Cattle feed or biogas? Bangor study reveals important environmental trade-offs for biogas production on dairy farms
There is increasing interest in on-farm anaerobic digestion (AD) in the UK to manage animal manures and food waste, and to generate renewable electricity and heat via combustion of biogas.
AD offers the dairy farmer undisputed benefits. However, while finding that on-farm AD of wastes can reduce greenhouse gas emissions and resource depletion, a study, published in the leading journal Global Change Biology Bioenergy (DOI: 10.1111/gcbb.12189), suggests that the environmental balance of on-farm AD plants is strongly dependent on the type of feedstock used, and the management of post-process digestate.
The research conducted by scientists at Bangor University’s School of Environment, Natural Resources & Geography and the Thünen Institute in Germany applied a novel approach to quantify the environmental balance of dairy farm AD systems. The study combined farm modelling of the agronomic effects of AD on dairy farms with an expanded-boundary life cycle assessment to capture indirect impacts such as avoided landfill of food waste and land use change associated with increased animal feed imports. The “LCAD” tool developed by the Bangor team calculates the environmental balance of different feedstock mixes and AD design and management options in terms of greenhouse gas emissions, air pollution, water pollution and resource depletion. The tool is now freely available from the Defra website.

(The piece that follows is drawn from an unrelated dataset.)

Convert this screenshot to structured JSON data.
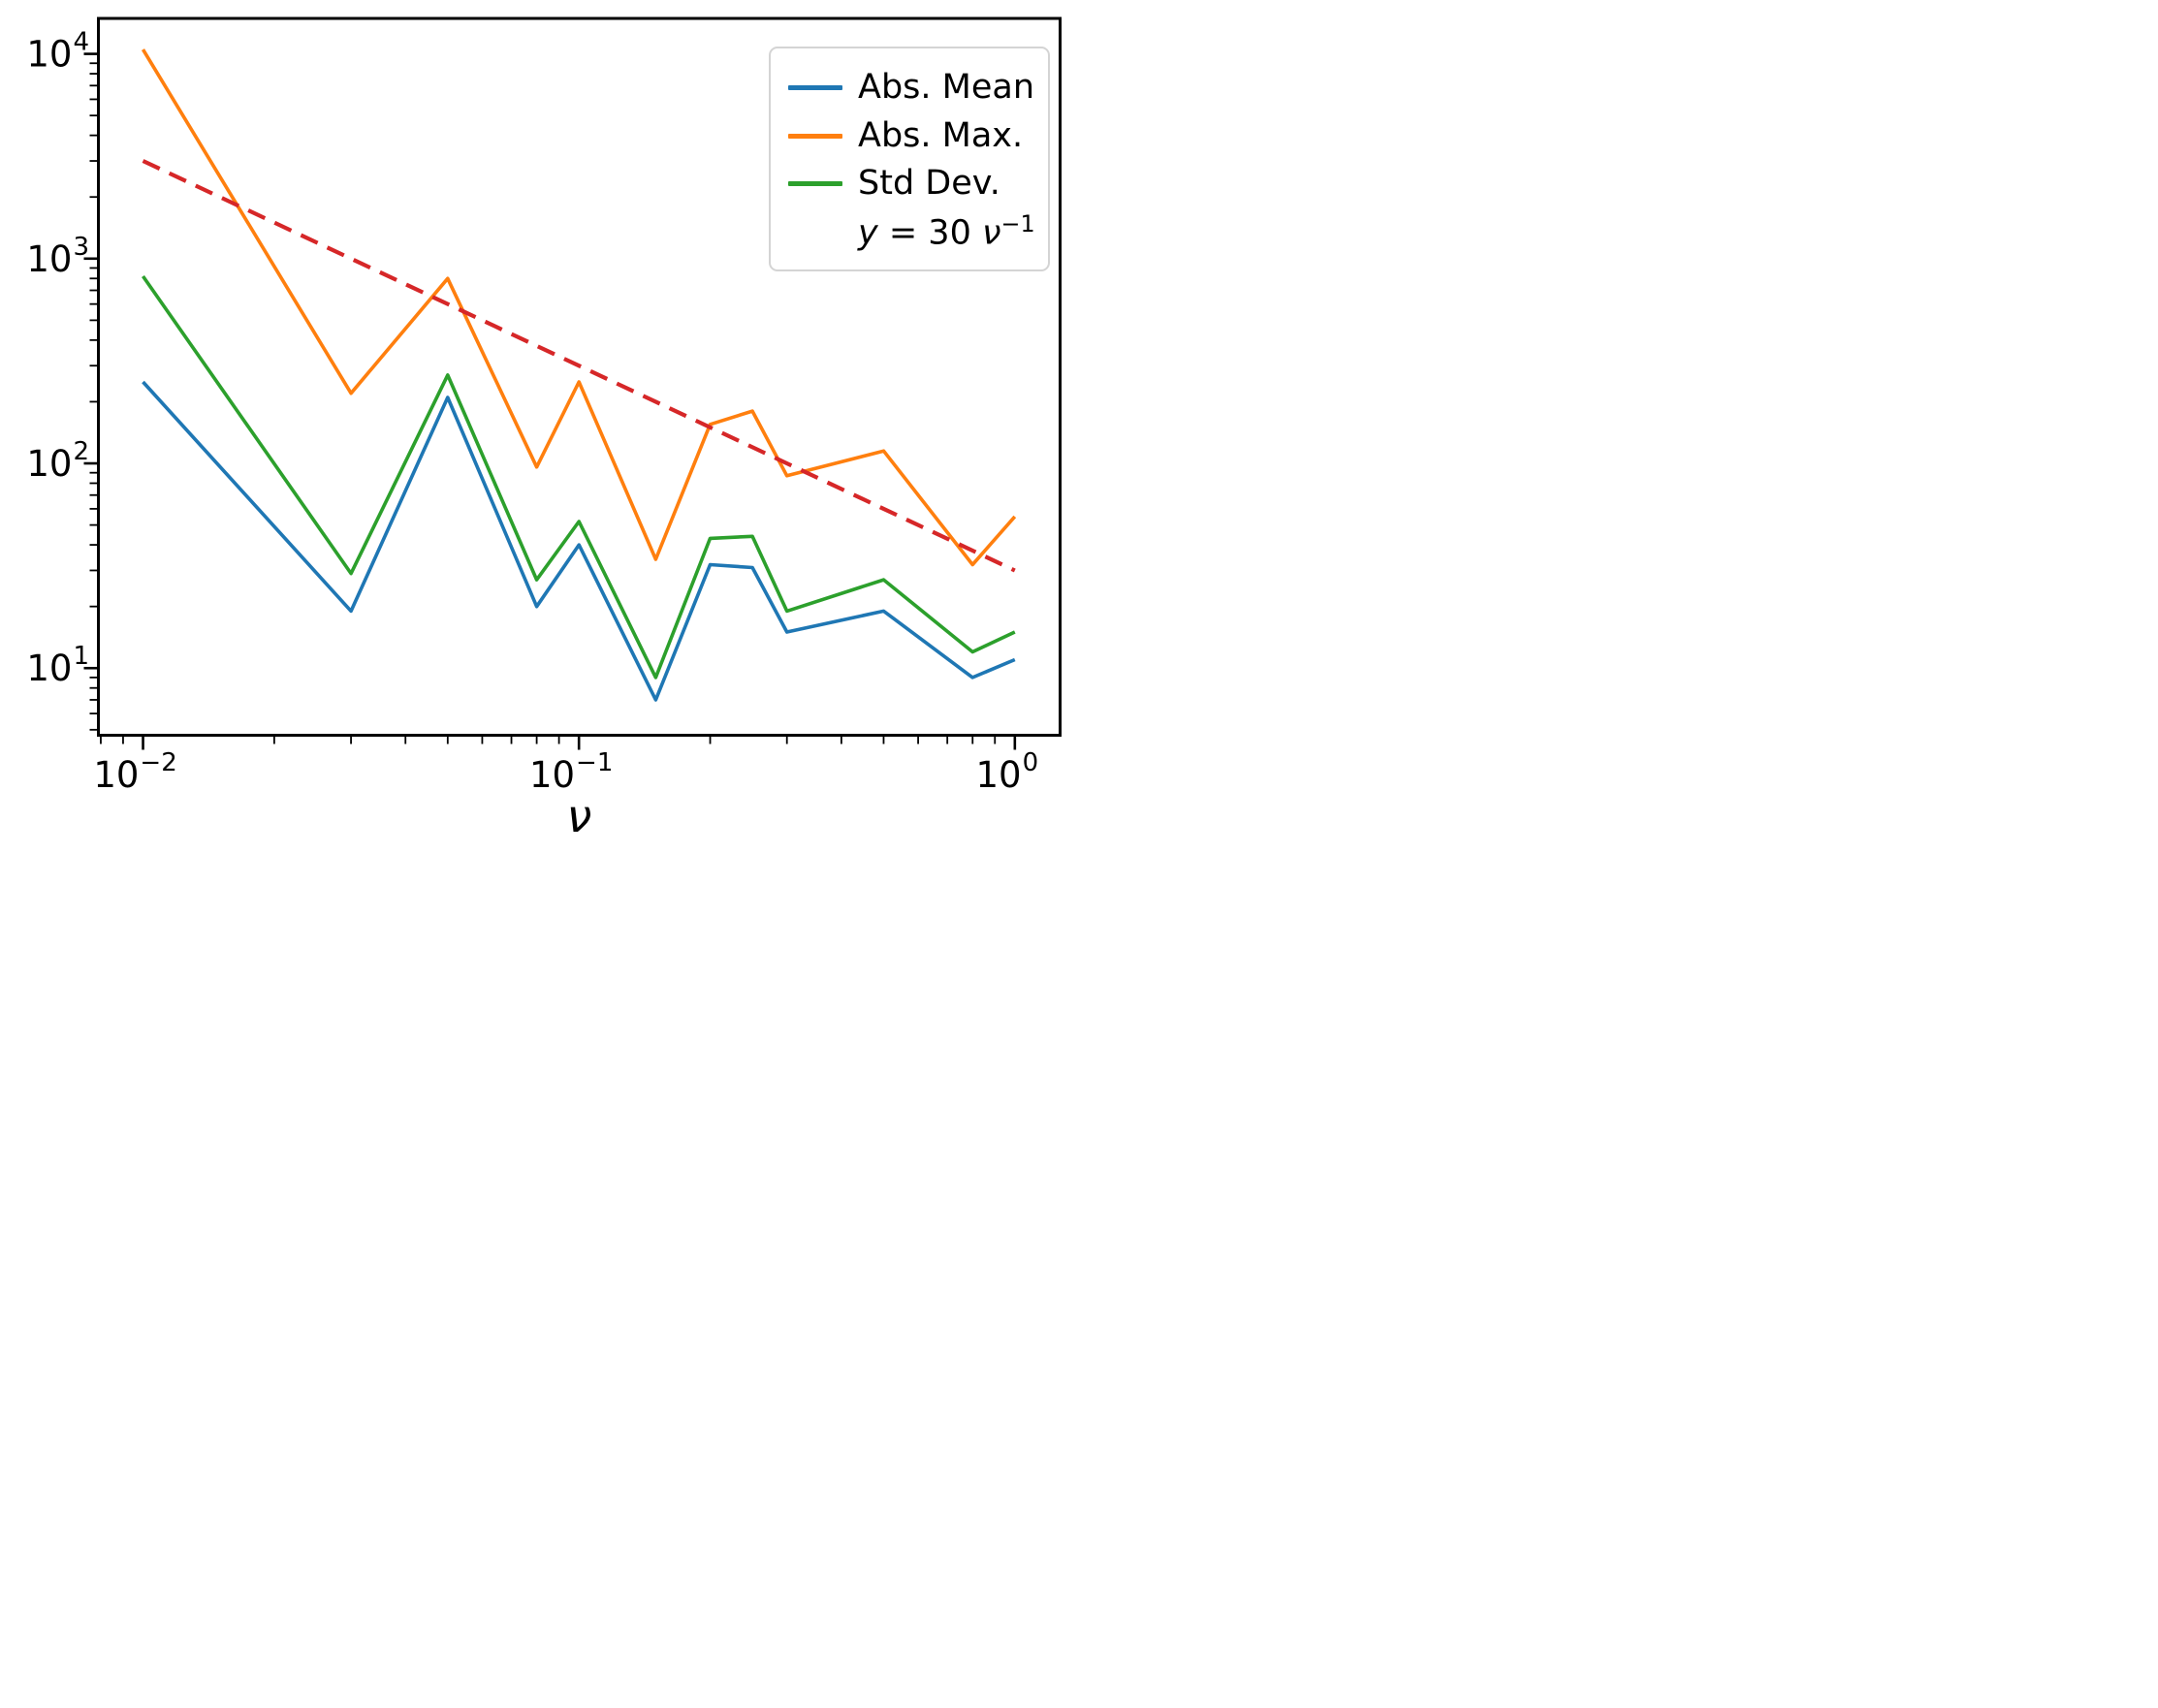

The environmental benefits of AD on dairy farms include a reduction in greenhouse gas emissions from manure storage and management, fertiliser manufacture and fossil fuel combustion. Animal fodder crops such as grass and maize can also be used as feedstock to balance out seasonal variation in manure and waste availability, and digestate material can be applied to land as bio-fertiliser.
However, there is concern that subsidies such as the Feed-In-Tariff and Renewable Heat Incentive are encouraging large quantities of fodder crops to be used as feedstock for AD. This practice has environmental implications through the displacement of animal feed production to other regions. In the worst case this can lead to conversion of natural forest and grassland to cropland in major soya-exporting countries such as Brazil and Argentina. Thus, whilst on-farm AD is environmentally favourable when inputs are largely food waste or slurry, crop-fed AD should be minimised to avoid significant environmental risks at a global scale.
The Bangor scientists suggest that the environmental balance of on-farm AD plants could be considerably improved through modification of Feed-In-Tariff subsidies to prioritise more sustainable waste feedstocks, or restrictions on the percentage of crop feedstock that can be co-digested in farm AD units. Regulations or incentives for gas-tight digestate storage and efficient digestate application methods could also effectively reduce air and water pollution hotspots.
Dr David Styles, who led the research, commented:
“This study confirms that anaerobic digestion of animal manures and food waste leads to significant climate change and resource efficiency benefits. However, careful management, including the installation of more expensive gas-tight digestate storage tanks, is required to avoid air and water pollution from ammonia leakage. From an environmental perspective, co-digestion of crops to generate biogas is only justifiable in limited quantities where absolutely essential for the economic viability of manure and waste digestion”.
The LCAD project was funded by Defra, as project AC0410.